I pull my knit sweater over my head,
The soft green fabric kissing my skin,
Simultaneously tugging at my curls,
Peering over my shoulders curiously as I debate: jeans or leggings?
My sweater embraces me,
Gently reminding me of rainy days,
Days Dad and I would sit indoors,
Eyes eagerly scanning a puzzle as we tried to pick up the pieces,
Putting together our incomplete picture,
One we can’t resolve no matter how hard we try.
The vivid green is equivalent to my mother’s eyes,
Eyes that always held love for me despite a tongue that failed to do the same,
Invoking matches that were burnt against cigarettes,
Igniting flames that often caused more damage when they were put out.
Tainted tear drops still stain the sweater’s inseam,
Ensuring the memory of her is never eased,
As my first heartbreak forced me to turn to my item of comfort,
Questions and confusion being whispered into the sleeve’s arm,
As I wondered why I wasn’t good enough for love.

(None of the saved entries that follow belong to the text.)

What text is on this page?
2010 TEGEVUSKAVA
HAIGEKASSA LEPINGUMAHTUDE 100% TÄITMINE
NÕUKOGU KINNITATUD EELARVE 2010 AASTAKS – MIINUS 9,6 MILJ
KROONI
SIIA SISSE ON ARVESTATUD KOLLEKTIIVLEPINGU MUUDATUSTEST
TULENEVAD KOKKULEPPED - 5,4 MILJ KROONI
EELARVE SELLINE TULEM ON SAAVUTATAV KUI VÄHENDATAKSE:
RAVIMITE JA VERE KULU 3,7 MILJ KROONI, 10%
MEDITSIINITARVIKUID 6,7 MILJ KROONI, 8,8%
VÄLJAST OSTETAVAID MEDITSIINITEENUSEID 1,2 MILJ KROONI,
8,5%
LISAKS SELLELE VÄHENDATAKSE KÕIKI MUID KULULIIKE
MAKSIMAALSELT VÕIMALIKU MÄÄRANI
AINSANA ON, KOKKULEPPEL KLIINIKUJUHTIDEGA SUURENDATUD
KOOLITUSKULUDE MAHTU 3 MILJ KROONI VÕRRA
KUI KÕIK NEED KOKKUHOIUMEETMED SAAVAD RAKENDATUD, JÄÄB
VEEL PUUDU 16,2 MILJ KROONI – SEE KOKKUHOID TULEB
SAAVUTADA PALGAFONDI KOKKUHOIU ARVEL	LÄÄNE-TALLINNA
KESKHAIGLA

Perfume that fails to go away after fifty washes still makes me shiver,
As simple times with shining sunrises run through my brain,
The beach’s natural scent a consistency,
No matter the distance I travel from her sands,
Her lands of golden seashells and mysterious pearls.
My alarm snaps me back to reality,
So I slide on my jeans and Vans,
Which fail to offer the love of my sweater.
Yet I still wear them,
Allowing them to embrace my skin,
As I go out and make a new memory in this attire.